ICLR 2026 Conference Submission14999 Authors

19 Sept 2025 (modified: 08 Oct 2025)ICLR 2026 Conference SubmissionEveryoneRevisionsBibTeXCC BY 4.0
Keywords: disentanglement, interpretability, feature, SAE, causal representation learning
TL;DR: By testing multiple concepts simultaneously instead of in isolation, we can measure how often popular interpretability methods like SAEs learn truly independent concept representations.

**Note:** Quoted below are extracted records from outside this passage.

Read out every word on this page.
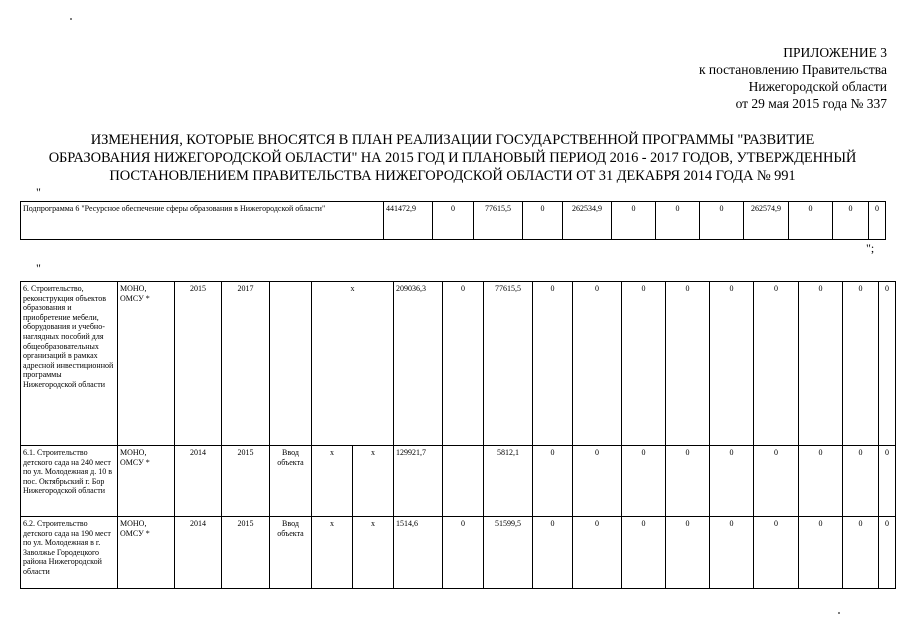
ПРИЛОЖЕНИЕ 3
к постановлению Правительства
Нижегородской области
от 29 мая 2015 года № 337
ИЗМЕНЕНИЯ, КОТОРЫЕ ВНОСЯТСЯ В ПЛАН РЕАЛИЗАЦИИ ГОСУДАРСТВЕННОЙ ПРОГРАММЫ "РАЗВИТИЕ
ОБРАЗОВАНИЯ НИЖЕГОРОДСКОЙ ОБЛАСТИ" НА 2015 ГОД И ПЛАНОВЫЙ ПЕРИОД 2016 - 2017 ГОДОВ, УТВЕРЖДЕННЫЙ
ПОСТАНОВЛЕНИЕМ ПРАВИТЕЛЬСТВА НИЖЕГОРОДСКОЙ ОБЛАСТИ ОТ 31 ДЕКАБРЯ 2014 ГОДА № 991
"
Подпрограмма 6 "Ресурсное обеспечение сферы образования в Нижегородской области"	441472,9	0	77615,5	0	262534,9	0	0	0	262574,9	0	0	0
";
"
6. Строительство, реконструкция объектов образования и приобретение мебели, оборудования и учебно-наглядных пособий для общеобразовательных организаций в рамках адресной инвестиционной программы Нижегородской области	МОНО, ОМСУ *	2015	2017		x		209036,3	0	77615,5	0	0	0	0	0	0	0	0	0
6.1. Строительство детского сада на 240 мест по ул. Молодежная д. 10 в пос. Октябрьский г. Бор Нижегородской области	МОНО, ОМСУ *	2014	2015	Ввод объекта	x	x	129921,7		5812,1	0	0	0	0	0	0	0	0	0
6.2. Строительство детского сада на 190 мест по ул. Молодежная в г. Заволжье Городецкого района Нижегородской области	МОНО, ОМСУ *	2014	2015	Ввод объекта	x	x	1514,6	0	51599,5	0	0	0	0	0	0	0	0	0
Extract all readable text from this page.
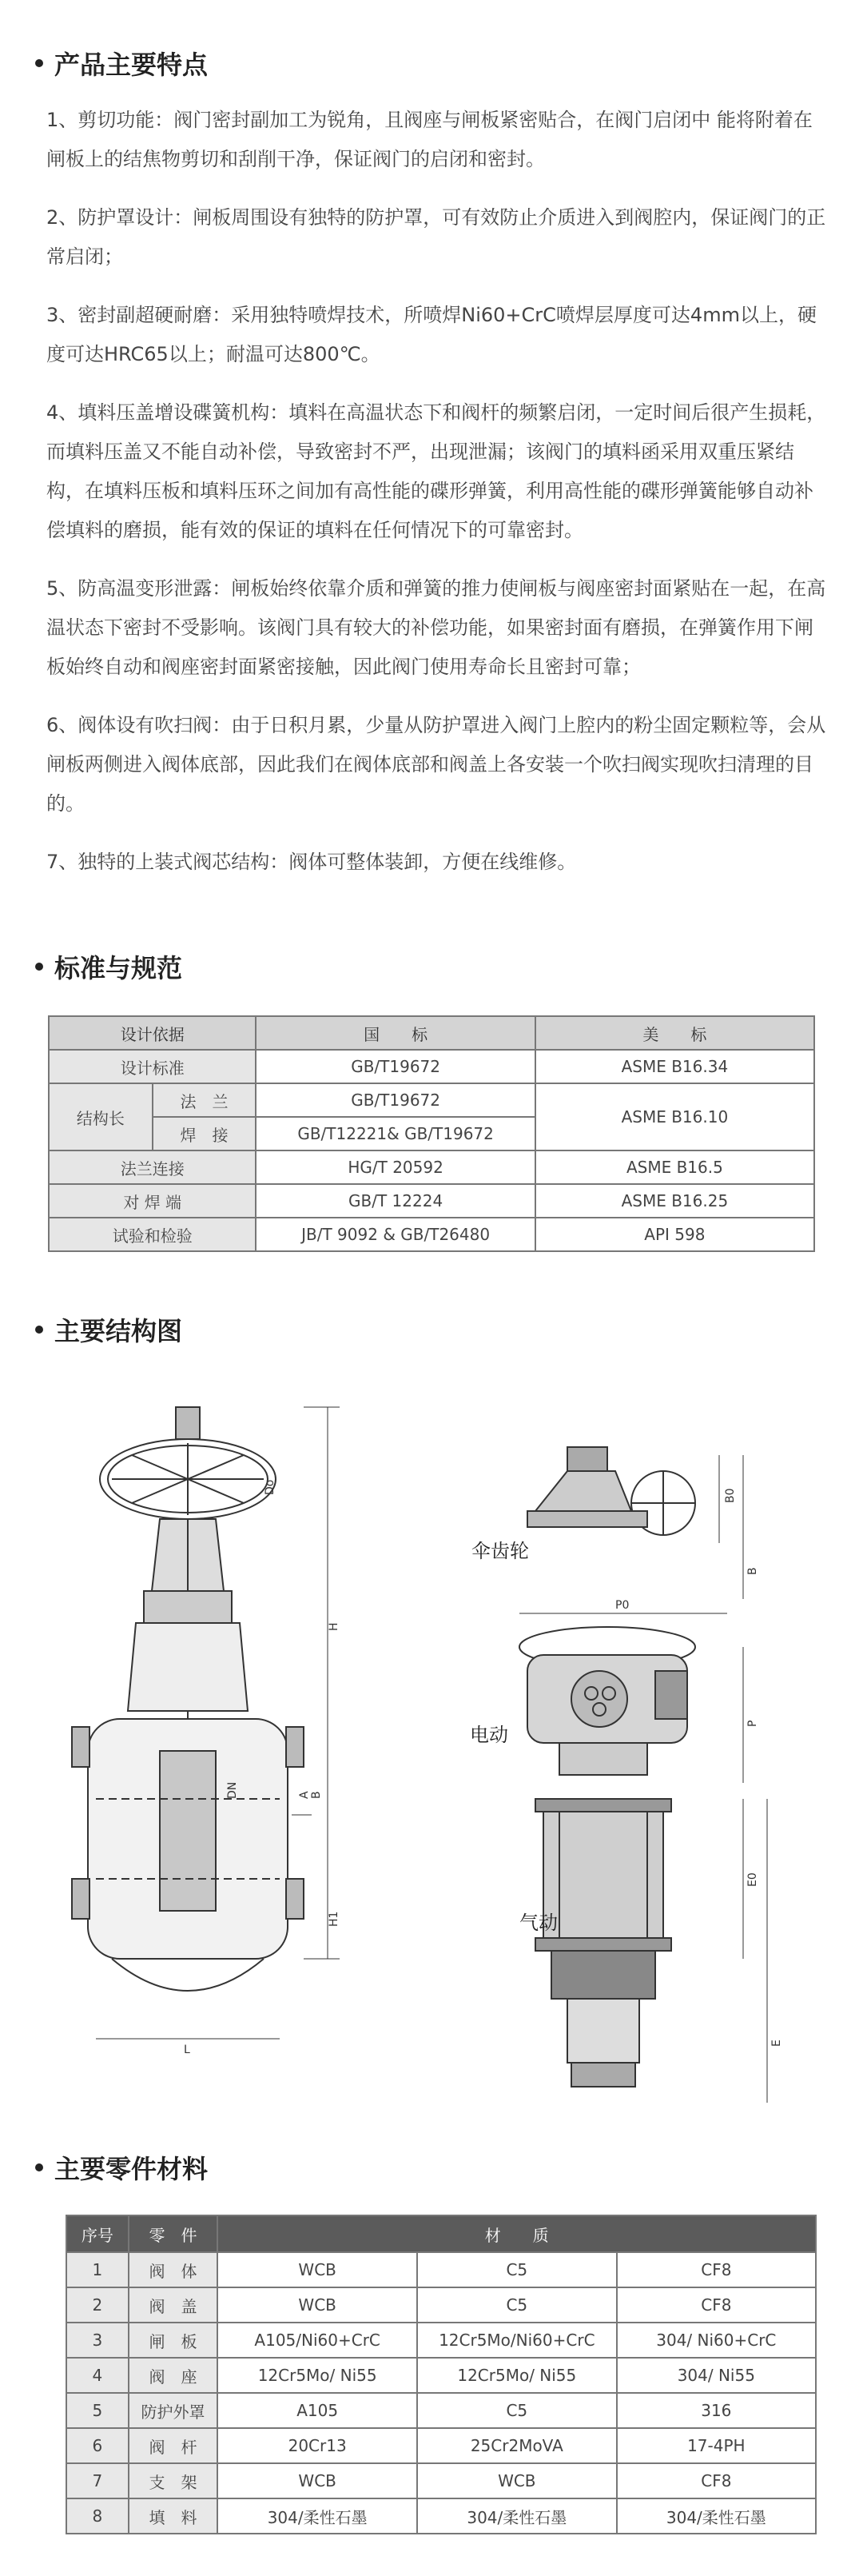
产品主要特点

1、剪切功能：阀门密封副加工为锐角，且阀座与闸板紧密贴合，在阀门启闭中 能将附着在闸板上的结焦物剪切和刮削干净，保证阀门的启闭和密封。

2、防护罩设计：闸板周围设有独特的防护罩，可有效防止介质进入到阀腔内，保证阀门的正常启闭；

3、密封副超硬耐磨：采用独特喷焊技术，所喷焊Ni60+CrC喷焊层厚度可达4mm以上，硬度可达HRC65以上；耐温可达800℃。

4、填料压盖增设碟簧机构：填料在高温状态下和阀杆的频繁启闭，一定时间后很产生损耗，而填料压盖又不能自动补偿，导致密封不严，出现泄漏；该阀门的填料函采用双重压紧结构，在填料压板和填料压环之间加有高性能的碟形弹簧，利用高性能的碟形弹簧能够自动补偿填料的磨损，能有效的保证的填料在任何情况下的可靠密封。

5、防高温变形泄露：闸板始终依靠介质和弹簧的推力使闸板与阀座密封面紧贴在一起，在高温状态下密封不受影响。该阀门具有较大的补偿功能，如果密封面有磨损，在弹簧作用下闸板始终自动和阀座密封面紧密接触，因此阀门使用寿命长且密封可靠；

6、阀体设有吹扫阀：由于日积月累，少量从防护罩进入阀门上腔内的粉尘固定颗粒等，会从闸板两侧进入阀体底部，因此我们在阀体底部和阀盖上各安装一个吹扫阀实现吹扫清理的目的。

7、独特的上装式阀芯结构：阀体可整体装卸，方便在线维修。

标准与规范
设计依据		国　　标	美　　标
设计标准		GB/T19672	ASME B16.34
结构长	法　兰	GB/T19672	ASME B16.10
	焊　接	GB/T12221& GB/T19672	
法兰连接		HG/T 20592	ASME B16.5
对 焊 端		GB/T 12224	ASME B16.25
试验和检验		JB/T 9092 & GB/T26480	API 598
主要结构图
Do
H
H1
DN	A B
L
B0
B
P0
P
E0
E
伞齿轮
电动
气动
主要零件材料
序号	零　件	材　　质		
1	阀　体	WCB	C5	CF8
2	阀　盖	WCB	C5	CF8
3	闸　板	A105/Ni60+CrC	12Cr5Mo/Ni60+CrC	304/ Ni60+CrC
4	阀　座	12Cr5Mo/ Ni55	12Cr5Mo/ Ni55	304/ Ni55
5	防护外罩	A105	C5	316
6	阀　杆	20Cr13	25Cr2MoVA	17-4PH
7	支　架	WCB	WCB	CF8
8	填　料	304/柔性石墨	304/柔性石墨	304/柔性石墨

Abstract: A central goal of interpretability is to recover representations of causally relevant concepts from the activations of neural networks. The quality of these concept representations is typically evaluated in isolation, and under implicit independence assumptions that may not hold in practice. Thus, it is unclear whether common featurization methods—including sparse autoencoders (SAEs) and sparse probes—recover disentangled representations of these concepts. This study proposes a multi-concept evaluation setting where we control the correlations between textual concepts, such as sentiment, domain, and tense, and analyze performance under increasing correlations between them. We first evaluate the extent to which featurizers can learn disentangled representations of each concept under increasing correlational strengths. We then investigate whether concepts are sufficiently captured by single features or require multiple dimensions; using $k$-sparse probes, we find that $k$ often needs to be much greater than 1 for optimal scores. Finally, we perform a causal investigation where we steer multiple features simultaneously and observe whether each concept is independently manipulable. Even under ideal uniform distributions of concepts, we find that unsupervised methods like SAEs struggle to learn disentangled concept representations. We then find that the feature representations we identify correspond to disjoint subspaces in activation space, but also that steering with the top feature for one concept still often affects other concepts; this suggests a fundamental entanglement of concepts in the model's representation space. These findings underscore the importance of compositional and out-of-distribution evaluations in interpretability research.